Patients feel this gap as well. Many use smartwatches, step trackers, and continuous glucose monitors to manage their own health, but they often find it impossible to share that data seamlessly with their doctor. Instead, patients are frequently forced to print out PDFs or manually consolidate their vitals to bring to a consultation, turning a high-tech health journey into a low-tech paperwork exercise.

Moving Toward a ‘Triadic’ Care Model

The researchers suggest that the solution isn’t just a better app, but a fundamental shift in who provides care and how data flows. They propose a “triadic model” that redistributes the burden of diabetes management across three pillars: the GP, the pharmacy, and the patient.

Moving Toward a 'Triadic' Care Model
Journal of Medical Internet Research Swiss

In this envisioned system, the GP remains the clinical lead, but routine monitoring is shifted. Pharmacies could serve as decentralized hubs where patients go for HbA1c or cholesterol checks during off-peak hours. This would not only lower costs—potentially cutting the price of a monitoring visit by more than half compared to a standard GP appointment—but also free up physicians to handle complex, multimorbid cases that require deep clinical expertise.

Simultaneously, the model empowers the patient. By integrating wearable data and home-monitoring devices directly into a shared digital coordination layer, the “SSED score” would evolve from a static report into a real-time health profile. Rather than a once-a-year check-up, care becomes a continuous loop of data, feedback, and intervention.
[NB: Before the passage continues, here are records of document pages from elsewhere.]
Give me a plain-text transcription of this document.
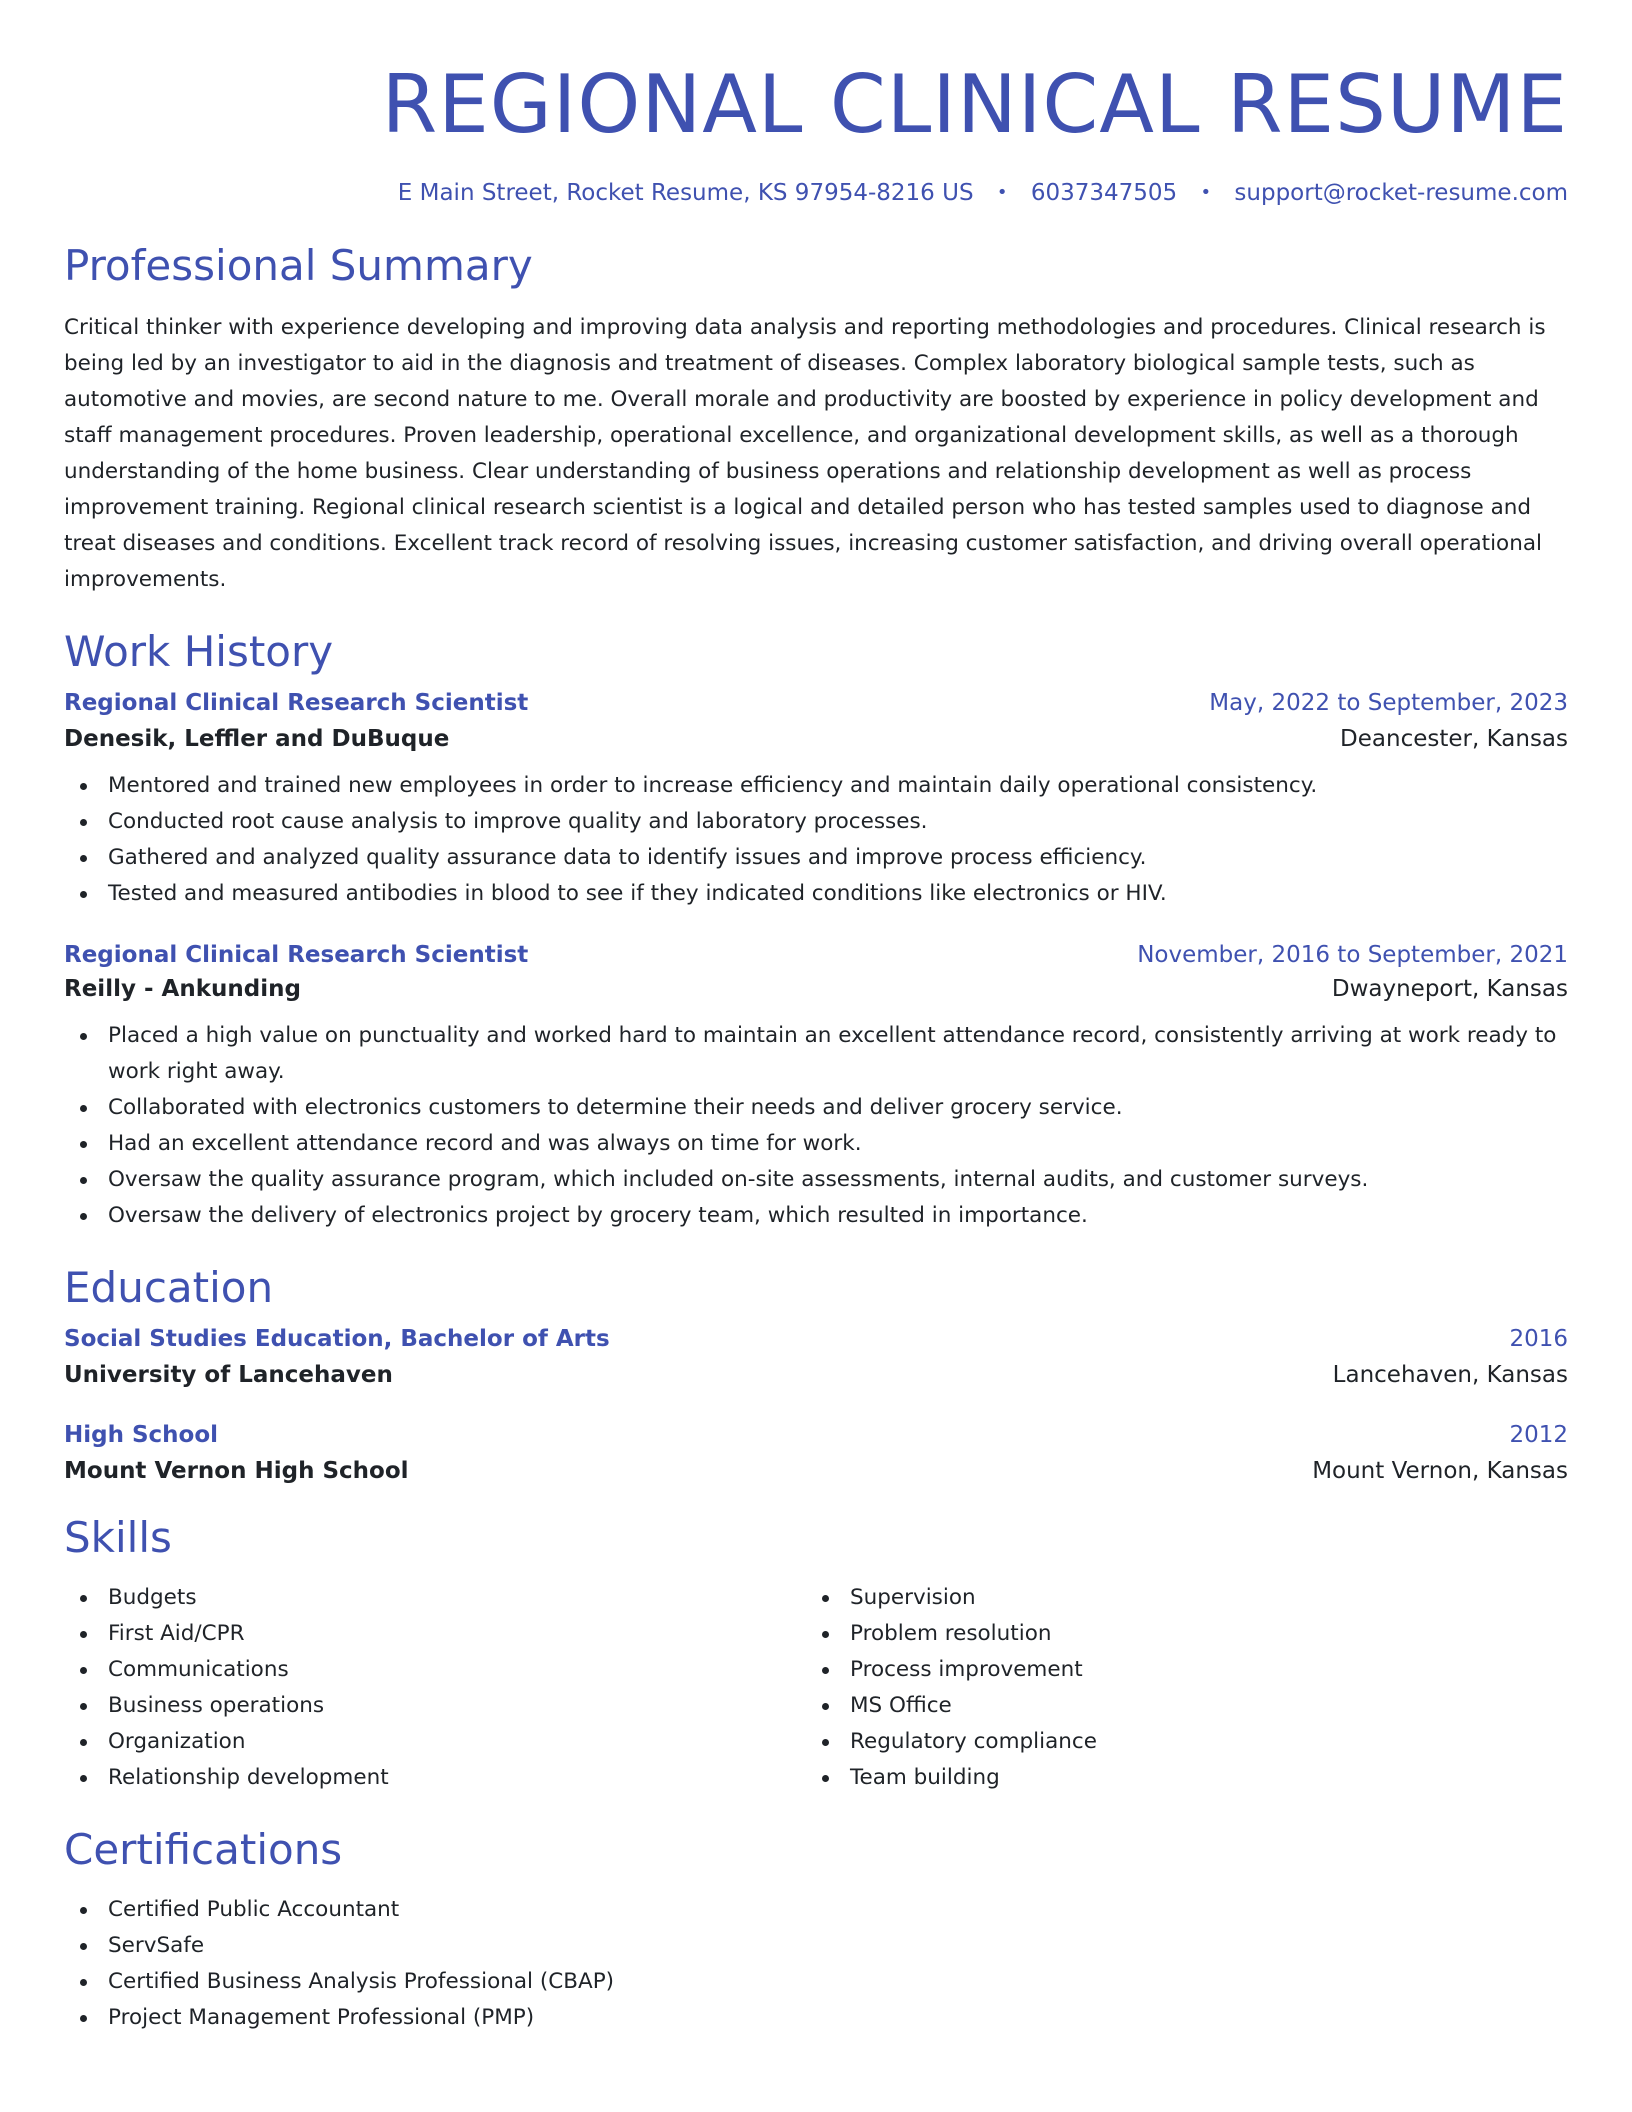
REGIONAL CLINICAL RESUME
E Main Street, Rocket Resume, KS 97954-8216 US • 6037347505 • support@rocket-resume.com
Professional Summary

Critical thinker with experience developing and improving data analysis and reporting methodologies and procedures. Clinical research is being led by an investigator to aid in the diagnosis and treatment of diseases. Complex laboratory biological sample tests, such as automotive and movies, are second nature to me. Overall morale and productivity are boosted by experience in policy development and staff management procedures. Proven leadership, operational excellence, and organizational development skills, as well as a thorough understanding of the home business. Clear understanding of business operations and relationship development as well as process improvement training. Regional clinical research scientist is a logical and detailed person who has tested samples used to diagnose and treat diseases and conditions. Excellent track record of resolving issues, increasing customer satisfaction, and driving overall operational improvements.

Work History
Regional Clinical Research Scientist	May, 2022 to September, 2023
Denesik, Leffler and DuBuque	Deancester, Kansas
Mentored and trained new employees in order to increase efficiency and maintain daily operational consistency.
Conducted root cause analysis to improve quality and laboratory processes.
Gathered and analyzed quality assurance data to identify issues and improve process efficiency.
Tested and measured antibodies in blood to see if they indicated conditions like electronics or HIV.
Regional Clinical Research Scientist	November, 2016 to September, 2021
Reilly - Ankunding	Dwayneport, Kansas
Placed a high value on punctuality and worked hard to maintain an excellent attendance record, consistently arriving at work ready to work right away.
Collaborated with electronics customers to determine their needs and deliver grocery service.
Had an excellent attendance record and was always on time for work.
Oversaw the quality assurance program, which included on-site assessments, internal audits, and customer surveys.
Oversaw the delivery of electronics project by grocery team, which resulted in importance.
Education
Social Studies Education, Bachelor of Arts	2016
University of Lancehaven	Lancehaven, Kansas
High School	2012
Mount Vernon High School	Mount Vernon, Kansas
Skills
Budgets
First Aid/CPR
Communications
Business operations
Organization
Relationship development
Supervision
Problem resolution
Process improvement
MS Office
Regulatory compliance
Team building
Certifications
Certified Public Accountant
ServSafe
Certified Business Analysis Professional (CBAP)
Project Management Professional (PMP)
The Money Problem: From TARMED to TARDOC

The biggest hurdle to this transition is not the technology, but the billing. The current Swiss reimbursement system, TARMED, primarily compensates doctors for the quantity of consultations rather than the quality of long-term management. Administrative tasks, such as the coordination required for the SSED score, are largely uncompensated.
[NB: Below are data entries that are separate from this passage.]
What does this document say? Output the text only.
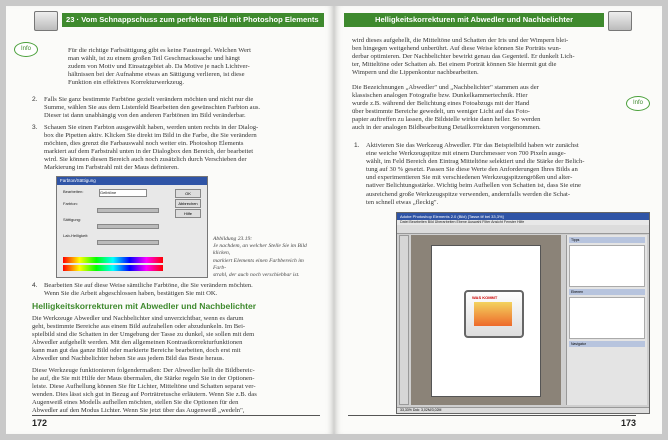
23 · Vom Schnappschuss zum perfekten Bild mit Photoshop Elements
Info	Für die richtige Farbsättigung gibt es keine Faustregel. Welchen Wert
man wählt, ist zu einem großen Teil Geschmackssache und hängt
zudem von Motiv und Einsatzgebiet ab. Da Motive je nach Lichtver-
hältnissen bei der Aufnahme etwas an Sättigung verlieren, ist diese
Funktion ein effektives Korrekturwerkzeug.
2. Falls Sie ganz bestimmte Farbtöne gezielt verändern möchten und nicht nur die
Summe, wählen Sie aus dem Listenfeld Bearbeiten den gewünschten Farbton aus.
Dieser ist dann unabhängig von den anderen Farbtönen im Bild veränderbar.
3. Schauen Sie einen Farbton ausgewählt haben, werden unten rechts in der Dialog-
box die Pipetten aktiv. Klicken Sie direkt im Bild in die Farbe, die Sie verändern
möchten, dies grenzt die Farbauswahl noch weiter ein. Photoshop Elements
markiert auf dem Farbstrahl unten in der Dialogbox den Bereich, der bearbeitet
wird. Sie können diesen Bereich auch noch zusätzlich durch Verschieben der
Markierung im Farbstrahl mit der Maus definieren.
Farbton/Sättigung
Bearbeiten:	Gelbtöne
Farbton:
Sättigung:
Lab-Helligkeit:
OK
Abbrechen
Hilfe
Abbildung 23.19:
Je nachdem, an welcher Stelle Sie im Bild klicken,
markiert Elements einen Farbbereich im Farb-
strahl, der auch noch verschiebbar ist.
4. Bearbeiten Sie auf diese Weise sämtliche Farbtöne, die Sie verändern möchten.
Wenn Sie die Arbeit abgeschlossen haben, bestätigen Sie mit OK.
Helligkeitskorrekturen mit Abwedler und Nachbelichter
Die Werkzeuge Abwedler und Nachbelichter sind unverzichtbar, wenn es darum
geht, bestimmte Bereiche aus einem Bild aufzuhellen oder abzudunkeln. Im Bei-
spielbild sind die Schatten in der Umgebung der Tasse zu dunkel, sie sollen mit dem
Abwedler aufgehellt werden. Mit den allgemeinen Kontrastkorrekturfunktionen
kann man gut das ganze Bild oder markierte Bereiche bearbeiten, doch erst mit
Abwedler und Nachbelichter heben Sie aus jedem Bild das Beste heraus.
Diese Werkzeuge funktionieren folgendermaßen: Der Abwedler hellt die Bildbereic-
he auf, die Sie mit Hilfe der Maus übermalen, die Stärke regeln Sie in der Optionen-
leiste. Diese Aufhellung können Sie für Lichter, Mitteltöne und Schatten separat ver-
wenden. Dies lässt sich gut in Bezug auf Porträtretusche erläutern. Wenn Sie z.B. das
Augenweiß eines Modells aufhellen möchten, stellen Sie die Optionen für den
Abwedler auf den Modus Lichter. Wenn Sie jetzt über das Augenweiß „wedeln",
172
Helligkeitskorrekturen mit Abwedler und Nachbelichter
wird dieses aufgehellt, die Mitteltöne und Schatten der Iris und der Wimpern blei-
ben hingegen weitgehend unberührt. Auf diese Weise können Sie Porträts wun-
derbar optimieren. Der Nachbelichter bewirkt genau das Gegenteil. Er dunkelt Lich-
ter, Mitteltöne oder Schatten ab. Bei einem Porträt können Sie hiermit gut die
Wimpern und die Lippenkontur nachbearbeiten.
Die Bezeichnungen „Abwedler" und „Nachbelichter" stammen aus der
klassischen analogen Fotografie bzw. Dunkelkammertechnik. Hier
wurde z.B. während der Belichtung eines Fotoabzugs mit der Hand
über bestimmte Bereiche gewedelt, um weniger Licht auf das Foto-
papier auftreffen zu lassen, die Bildstelle wirkte dann heller. So werden
auch in der analogen Bildbearbeitung Detailkorrekturen vorgenommen.
Info
1. Aktivieren Sie das Werkzeug Abwedler. Für das Beispielbild haben wir zunächst
eine weiche Werkzeugspitze mit einem Durchmesser von 700 Pixeln ausge-
wählt, im Feld Bereich den Eintrag Mitteltöne selektiert und die Stärke der Belich-
tung auf 30 % gesetzt. Passen Sie diese Werte den Anforderungen Ihres Bilds an
und experimentieren Sie mit verschiedenen Werkzeugspitzengrößen und alter-
nativer Belichtungsstärke. Wichtig beim Aufhellen von Schatten ist, dass Sie eine
ausreichend große Werkzeugspitze verwenden, andernfalls werden die Schat-
ten schnell etwas „fleckig".
Adobe Photoshop Elements 2.0 (Bild) [Tasse.tif bei 33,3%]
Datei Bearbeiten Bild Überarbeiten Ebene Auswahl Filter Ansicht Fenster Hilfe
WAS KOMMT
Tipps
Ebenen
Navigator
33,33% Dok: 3,02M/3,02M
173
Journal of Medical Internet Research | Rigor & Transparency Analysis of Scientific Reporting Quality
Feature Current Model (TARMED) Proposed Model (TARDOC/Digital)
Payment Focus Volume of consultations Value-based / Quality of care
Data Flow Manual/Paper-based Interoperable/Real-time
Care Delivery GP-centric Triadic (GP, Pharmacy, Patient)
Monitoring In-clinic only Pharmacy hubs & Wearables

There is a glimmer of hope on the horizon. The upcoming TARDOC pricing structure, set to replace TARMED in 2026, is designed to modernize compensation. It aims to align remuneration more closely with today’s medical technologies and provide fairer payment for the coordination of chronic care. A March 2025 revision of the Health Insurance Act (Krankenversicherungsgesetz) has paved the way for pharmacists to provide reimbursable services under mandatory health insurance starting in 2027, including therapy adherence support and blood pressure screening.

Disclaimer: This article is for informational purposes only and does not constitute medical or financial advice. Always seek the advice of your physician or other qualified health provider with any questions you may have regarding a medical condition.
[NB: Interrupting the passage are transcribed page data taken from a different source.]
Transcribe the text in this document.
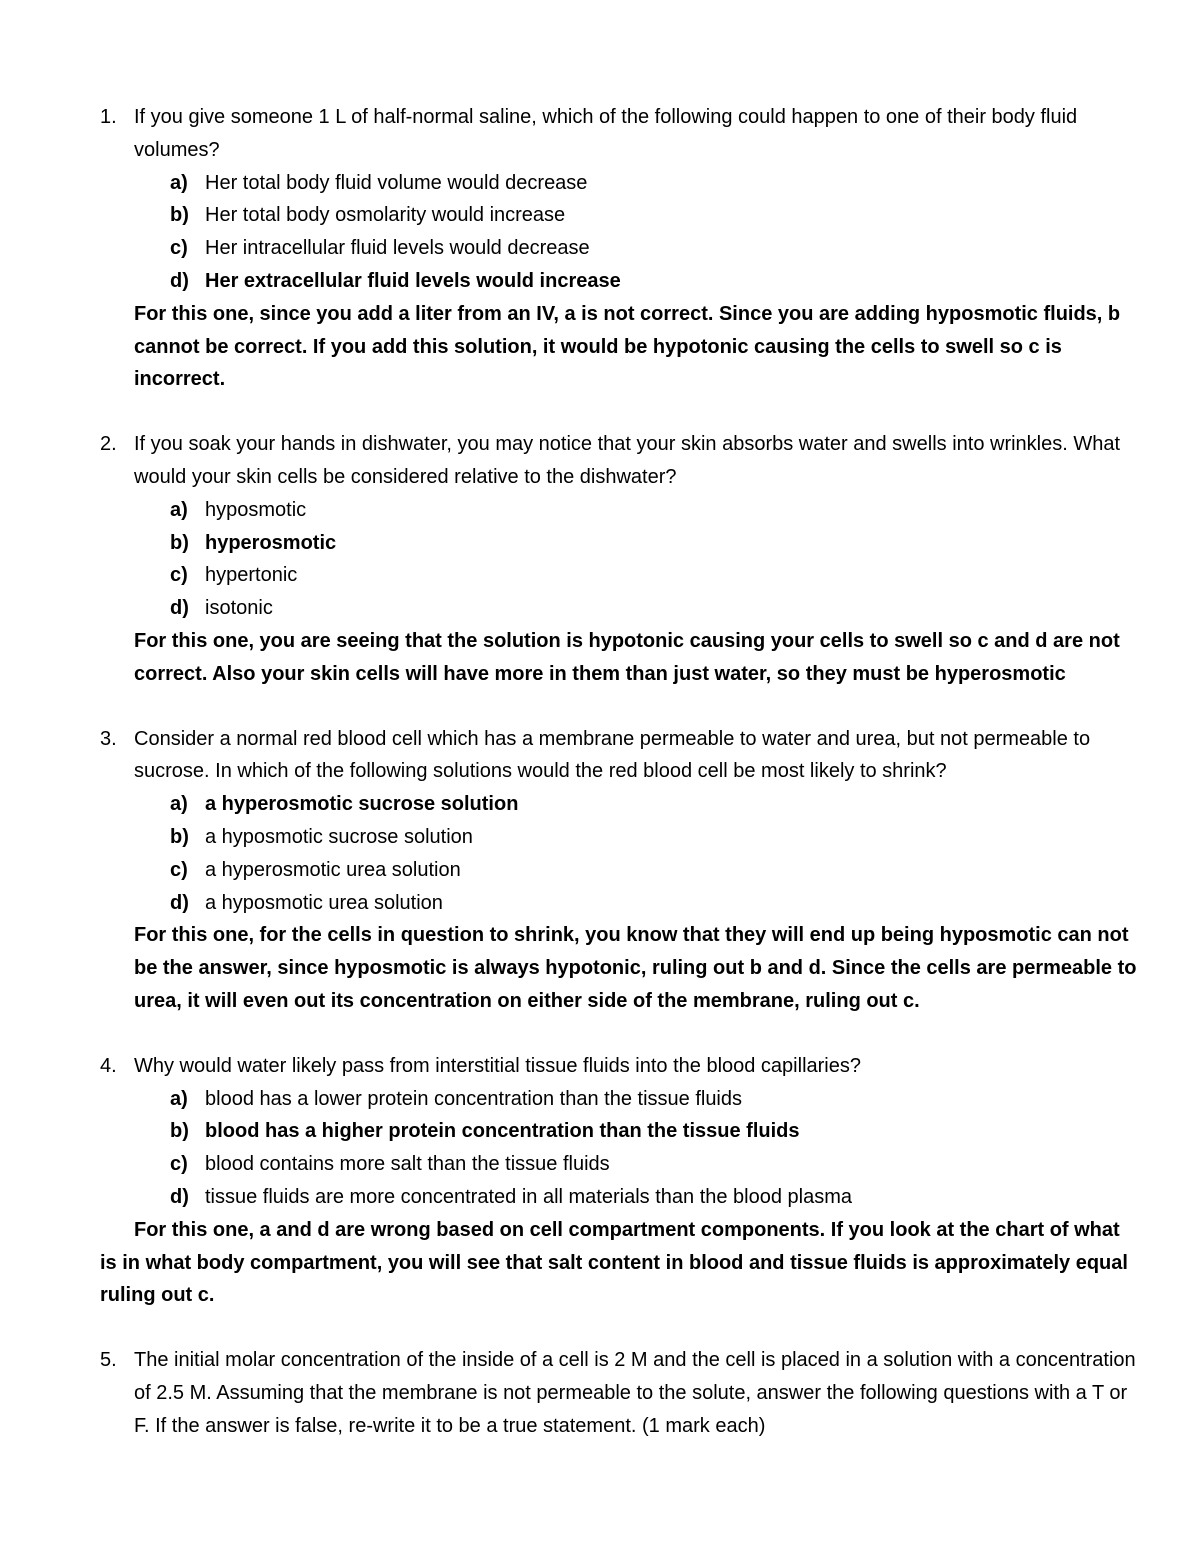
1. If you give someone 1 L of half-normal saline, which of the following could happen to one of their body fluid volumes?
a) Her total body fluid volume would decrease
b) Her total body osmolarity would increase
c) Her intracellular fluid levels would decrease
d) Her extracellular fluid levels would increase
For this one, since you add a liter from an IV, a is not correct. Since you are adding hyposmotic fluids, b cannot be correct. If you add this solution, it would be hypotonic causing the cells to swell so c is incorrect.
2. If you soak your hands in dishwater, you may notice that your skin absorbs water and swells into wrinkles. What would your skin cells be considered relative to the dishwater?
a) hyposmotic
b) hyperosmotic
c) hypertonic
d) isotonic
For this one, you are seeing that the solution is hypotonic causing your cells to swell so c and d are not correct. Also your skin cells will have more in them than just water, so they must be hyperosmotic
3. Consider a normal red blood cell which has a membrane permeable to water and urea, but not permeable to sucrose. In which of the following solutions would the red blood cell be most likely to shrink?
a) a hyperosmotic sucrose solution
b) a hyposmotic sucrose solution
c) a hyperosmotic urea solution
d) a hyposmotic urea solution
For this one, for the cells in question to shrink, you know that they will end up being hyposmotic can not be the answer, since hyposmotic is always hypotonic, ruling out b and d. Since the cells are permeable to urea, it will even out its concentration on either side of the membrane, ruling out c.
4. Why would water likely pass from interstitial tissue fluids into the blood capillaries?
a) blood has a lower protein concentration than the tissue fluids
b) blood has a higher protein concentration than the tissue fluids
c) blood contains more salt than the tissue fluids
d) tissue fluids are more concentrated in all materials than the blood plasma
For this one, a and d are wrong based on cell compartment components. If you look at the chart of what is in what body compartment, you will see that salt content in blood and tissue fluids is approximately equal ruling out c.
5. The initial molar concentration of the inside of a cell is 2 M and the cell is placed in a solution with a concentration of 2.5 M. Assuming that the membrane is not permeable to the solute, answer the following questions with a T or F. If the answer is false, re-write it to be a true statement. (1 mark each)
The path to a digitized, efficient diabetes care system in Switzerland now rests on two critical checkpoints: the implementation of the TARDOC billing system in 2026 and the rollout of reimbursable pharmacy services in 2027. Whether these policy shifts will be enough to break the “paper wall” remains to be seen, but the blueprint for a more human, data-driven approach to chronic care is now on the table.